The schooner era ended in stages rather than at once. Side-wheel steamers and propeller-driven steamships, faster and untethered from the wind, displaced sail through the second half of the 19th century, and a fleet of palace steamers carried passengers in relative luxury between Chicago, Milwaukee, Detroit, Cleveland, and Buffalo into the 1900s.
Rail then surpassed water as the cheapest way to move freight, and the rise of the automobile in the mid-20th century pulled the rest of the passenger trade ashore. The SS Milwaukee Clipper, a National Historic Landmark, carried 900 passengers and 120 cars between Muskegon and Milwaukee until it was retired in 1970, ending the city’s last regularly scheduled passenger steamer route.
For more than a generation, lake travel out of Milwaukee meant the Lake Express ferry to Muskegon and little else. The current cruise revival, traceable to Viking’s 2022 entry, is therefore a return rather than an invention. It is also one with a different audience than the 19th-century traffic it echoes.
The schooners and palace steamers moved settlers, workers, and migrants. The expedition-style cruise ships now docking at Milwaukee carry a smaller, older, and more affluent clientele drawn to the lakes for the same reasons travelers once sought out Mackinac and Door County, such as cool summer air, freshwater coastlines, and access to ports compact enough to explore on foot.

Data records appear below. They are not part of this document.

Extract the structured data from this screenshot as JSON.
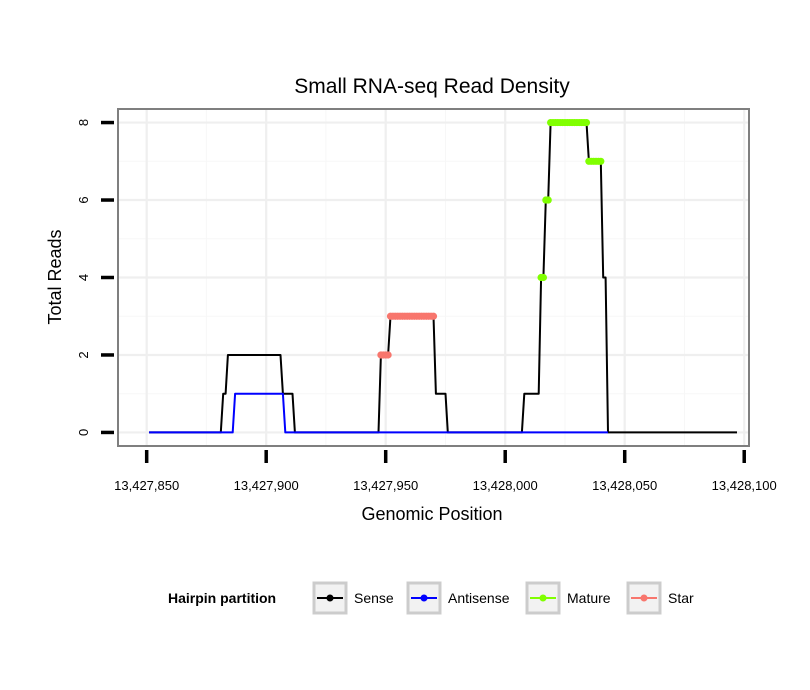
{
  "chart_data": {
    "type": "line",
    "title": "Small RNA-seq Read Density",
    "xlabel": "Genomic Position",
    "ylabel": "Total Reads",
    "xlim": [
      13427838,
      13428102
    ],
    "ylim": [
      -0.35,
      8.35
    ],
    "x_ticks": [
      13427850,
      13427900,
      13427950,
      13428000,
      13428050,
      13428100
    ],
    "x_tick_labels": [
      "13,427,850",
      "13,427,900",
      "13,427,950",
      "13,428,000",
      "13,428,050",
      "13,428,100"
    ],
    "y_ticks": [
      0,
      2,
      4,
      6,
      8
    ],
    "y_tick_labels": [
      "0",
      "2",
      "4",
      "6",
      "8"
    ],
    "grid": true,
    "legend": {
      "title": "Hairpin partition",
      "position": "bottom",
      "entries": [
        "Sense",
        "Antisense",
        "Mature",
        "Star"
      ]
    },
    "series": [
      {
        "name": "Sense",
        "color": "#000000",
        "style": "line",
        "points": [
          [
            13427851,
            0
          ],
          [
            13427881,
            0
          ],
          [
            13427882,
            1
          ],
          [
            13427883,
            1
          ],
          [
            13427884,
            2
          ],
          [
            13427906,
            2
          ],
          [
            13427907,
            1
          ],
          [
            13427911,
            1
          ],
          [
            13427912,
            0
          ],
          [
            13427947,
            0
          ],
          [
            13427948,
            2
          ],
          [
            13427951,
            2
          ],
          [
            13427952,
            3
          ],
          [
            13427970,
            3
          ],
          [
            13427971,
            1
          ],
          [
            13427975,
            1
          ],
          [
            13427976,
            0
          ],
          [
            13428007,
            0
          ],
          [
            13428008,
            1
          ],
          [
            13428014,
            1
          ],
          [
            13428015,
            4
          ],
          [
            13428016,
            4
          ],
          [
            13428017,
            6
          ],
          [
            13428018,
            6
          ],
          [
            13428019,
            8
          ],
          [
            13428034,
            8
          ],
          [
            13428035,
            7
          ],
          [
            13428040,
            7
          ],
          [
            13428041,
            4
          ],
          [
            13428042,
            4
          ],
          [
            13428043,
            0
          ],
          [
            13428097,
            0
          ]
        ]
      },
      {
        "name": "Antisense",
        "color": "#0000ff",
        "style": "line",
        "points": [
          [
            13427851,
            0
          ],
          [
            13427886,
            0
          ],
          [
            13427887,
            1
          ],
          [
            13427907,
            1
          ],
          [
            13427908,
            0
          ],
          [
            13428043,
            0
          ]
        ]
      },
      {
        "name": "Mature",
        "color": "#80ff00",
        "style": "points",
        "points": [
          [
            13428015,
            4
          ],
          [
            13428016,
            4
          ],
          [
            13428017,
            6
          ],
          [
            13428018,
            6
          ],
          [
            13428019,
            8
          ],
          [
            13428020,
            8
          ],
          [
            13428021,
            8
          ],
          [
            13428022,
            8
          ],
          [
            13428023,
            8
          ],
          [
            13428024,
            8
          ],
          [
            13428025,
            8
          ],
          [
            13428026,
            8
          ],
          [
            13428027,
            8
          ],
          [
            13428028,
            8
          ],
          [
            13428029,
            8
          ],
          [
            13428030,
            8
          ],
          [
            13428031,
            8
          ],
          [
            13428032,
            8
          ],
          [
            13428033,
            8
          ],
          [
            13428034,
            8
          ],
          [
            13428035,
            7
          ],
          [
            13428036,
            7
          ],
          [
            13428037,
            7
          ],
          [
            13428038,
            7
          ],
          [
            13428039,
            7
          ],
          [
            13428040,
            7
          ]
        ]
      },
      {
        "name": "Star",
        "color": "#f8766d",
        "style": "points",
        "points": [
          [
            13427948,
            2
          ],
          [
            13427949,
            2
          ],
          [
            13427950,
            2
          ],
          [
            13427951,
            2
          ],
          [
            13427952,
            3
          ],
          [
            13427953,
            3
          ],
          [
            13427954,
            3
          ],
          [
            13427955,
            3
          ],
          [
            13427956,
            3
          ],
          [
            13427957,
            3
          ],
          [
            13427958,
            3
          ],
          [
            13427959,
            3
          ],
          [
            13427960,
            3
          ],
          [
            13427961,
            3
          ],
          [
            13427962,
            3
          ],
          [
            13427963,
            3
          ],
          [
            13427964,
            3
          ],
          [
            13427965,
            3
          ],
          [
            13427966,
            3
          ],
          [
            13427967,
            3
          ],
          [
            13427968,
            3
          ],
          [
            13427969,
            3
          ],
          [
            13427970,
            3
          ]
        ]
      }
    ]
  }
}
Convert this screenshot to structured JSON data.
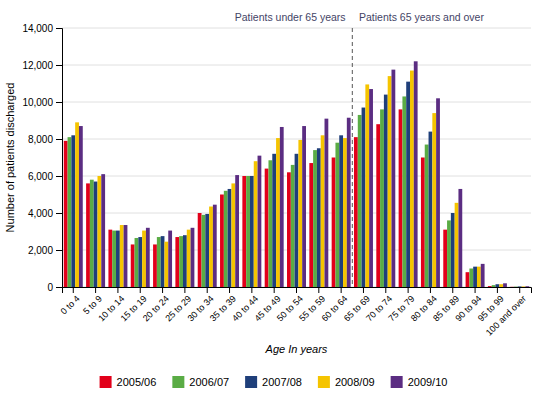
{
  "chart_data": {
    "type": "bar",
    "categories": [
      "0 to 4",
      "5 to 9",
      "10 to 14",
      "15 to 19",
      "20 to 24",
      "25 to 29",
      "30 to 34",
      "35 to 39",
      "40 to 44",
      "45 to 49",
      "50 to 54",
      "55 to 59",
      "60 to 64",
      "65 to 69",
      "70 to 74",
      "75 to 79",
      "80 to 84",
      "85 to 89",
      "90 to 94",
      "95 to 99",
      "100 and over"
    ],
    "series": [
      {
        "name": "2005/06",
        "color": "#e2001a",
        "values": [
          7900,
          5600,
          3100,
          2300,
          2300,
          2700,
          4000,
          5000,
          6000,
          6400,
          6200,
          6700,
          7000,
          8100,
          8800,
          9600,
          7000,
          3100,
          800,
          50,
          10
        ]
      },
      {
        "name": "2006/07",
        "color": "#5aac45",
        "values": [
          8100,
          5800,
          3050,
          2650,
          2700,
          2750,
          3900,
          5200,
          6000,
          6850,
          6600,
          7400,
          7800,
          9300,
          9600,
          10300,
          7700,
          3600,
          1000,
          100,
          20
        ]
      },
      {
        "name": "2007/08",
        "color": "#1f3f7a",
        "values": [
          8200,
          5700,
          3050,
          2700,
          2750,
          2800,
          3950,
          5300,
          6000,
          7200,
          7200,
          7500,
          8200,
          9700,
          10400,
          11100,
          8400,
          4000,
          1100,
          150,
          30
        ]
      },
      {
        "name": "2008/09",
        "color": "#f5c400",
        "values": [
          8900,
          6000,
          3350,
          3050,
          2450,
          3100,
          4350,
          5600,
          6800,
          8050,
          7950,
          8200,
          8050,
          10950,
          11400,
          11700,
          9400,
          4550,
          1100,
          150,
          30
        ]
      },
      {
        "name": "2009/10",
        "color": "#5b2d82",
        "values": [
          8700,
          6100,
          3350,
          3200,
          3050,
          3200,
          4450,
          6050,
          7100,
          8650,
          8700,
          9100,
          9150,
          10700,
          11750,
          12200,
          10200,
          5300,
          1250,
          200,
          40
        ]
      }
    ],
    "xlabel": "Age In years",
    "ylabel": "Number of patients discharged",
    "ylim": [
      0,
      14000
    ],
    "yticks": [
      0,
      {
        "value": 2000,
        "label": "2,000"
      },
      {
        "value": 4000,
        "label": "4,000"
      },
      {
        "value": 6000,
        "label": "6,000"
      },
      {
        "value": 8000,
        "label": "8,000"
      },
      {
        "value": 10000,
        "label": "10,000"
      },
      {
        "value": 12000,
        "label": "12,000"
      },
      {
        "value": 14000,
        "label": "14,000"
      }
    ],
    "annotations": [
      {
        "text": "Patients under 65 years",
        "category": "60 to 64"
      },
      {
        "text": "Patients 65 years and over",
        "category": "65 to 69"
      }
    ],
    "grid": true,
    "legend": "bottom"
  }
}
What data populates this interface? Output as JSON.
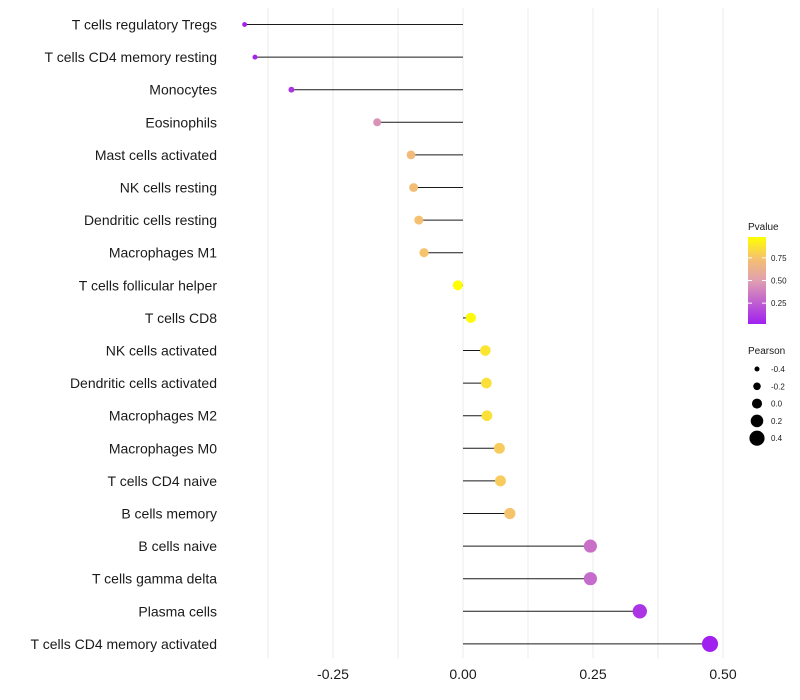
{
  "chart_data": {
    "type": "lollipop",
    "title": "",
    "xlabel": "",
    "ylabel": "",
    "xlim": [
      -0.5,
      0.52
    ],
    "x_ticks": [
      -0.25,
      0.0,
      0.25,
      0.5
    ],
    "x_tick_labels": [
      "-0.25",
      "0.00",
      "0.25",
      "0.50"
    ],
    "grid": true,
    "categories": [
      "T cells regulatory  Tregs",
      "T cells CD4 memory resting",
      "Monocytes",
      "Eosinophils",
      "Mast cells activated",
      "NK cells resting",
      "Dendritic cells resting",
      "Macrophages M1",
      "T cells follicular helper",
      "T cells CD8",
      "NK cells activated",
      "Dendritic cells activated",
      "Macrophages M2",
      "Macrophages M0",
      "T cells CD4 naive",
      "B cells memory",
      "B cells naive",
      "T cells gamma delta",
      "Plasma cells",
      "T cells CD4 memory activated"
    ],
    "values": [
      -0.42,
      -0.4,
      -0.33,
      -0.165,
      -0.1,
      -0.095,
      -0.085,
      -0.075,
      -0.01,
      0.015,
      0.043,
      0.045,
      0.046,
      0.07,
      0.072,
      0.09,
      0.245,
      0.245,
      0.34,
      0.475
    ],
    "pvalues": [
      0.02,
      0.04,
      0.1,
      0.45,
      0.7,
      0.72,
      0.74,
      0.75,
      0.98,
      0.96,
      0.88,
      0.86,
      0.86,
      0.78,
      0.78,
      0.75,
      0.32,
      0.3,
      0.1,
      0.02
    ],
    "legend_color": {
      "title": "Pvalue",
      "ticks": [
        0.25,
        0.5,
        0.75
      ],
      "tick_labels": [
        "0.25",
        "0.50",
        "0.75"
      ],
      "range": [
        0.02,
        0.98
      ],
      "low_color": "#a020f0",
      "mid_color": "#e8a0b0",
      "high_color": "#ffff00"
    },
    "legend_size": {
      "title": "Pearson",
      "values": [
        -0.4,
        -0.2,
        0.0,
        0.2,
        0.4
      ],
      "labels": [
        "-0.4",
        "-0.2",
        "0.0",
        "0.2",
        "0.4"
      ]
    },
    "legend_position": "right"
  }
}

Once ashore, passengers fan out across the city on tours coordinated through Port Milwaukee’s Cruise Collaborative, with Great Lakes Shore Excursions — a Viking partner that has hired roughly 200 employees across the region — handling much of the logistics, alongside local operators including Milwaukee Food & City Tours. Travelers are guided to the Pabst Mansion, the Milwaukee Art Museum, the Bronze Fonz and neighborhood restaurants — a circuit calibrated to convert curiosity into return visits.
Where the sector goes next will depend on factors only partly within the city’s control. Lake levels, ice cover, and storm intensity shape an April-to-October sailing window already being impacted by climate change.
The St. Lawrence Seaway’s lock dimensions cap vessel size, which protects mid-sized ports such as Milwaukee from the megaship economics that have strained Caribbean and Mediterranean destinations. But it also limits how quickly capacity can scale.
The arrival of American Cruise Lines under a U.S. flag points to the next phase, leaning toward domestic itineraries and smaller hulls rather than the 5,000-passenger vessels common at sea. If projections hold, Milwaukee will close 2026 with passenger volumes roughly 2.5 times those reported in the original 2022 announcement.
A century after the last schooners cleared the harbor and more than fifty years after the Milwaukee Clipper’s final run, passengers are again stepping off ships along the city’s waterfront. It marks a hopeful chapter for Milwaukee, one that connects the city’s maritime tradition with future economic opportunities.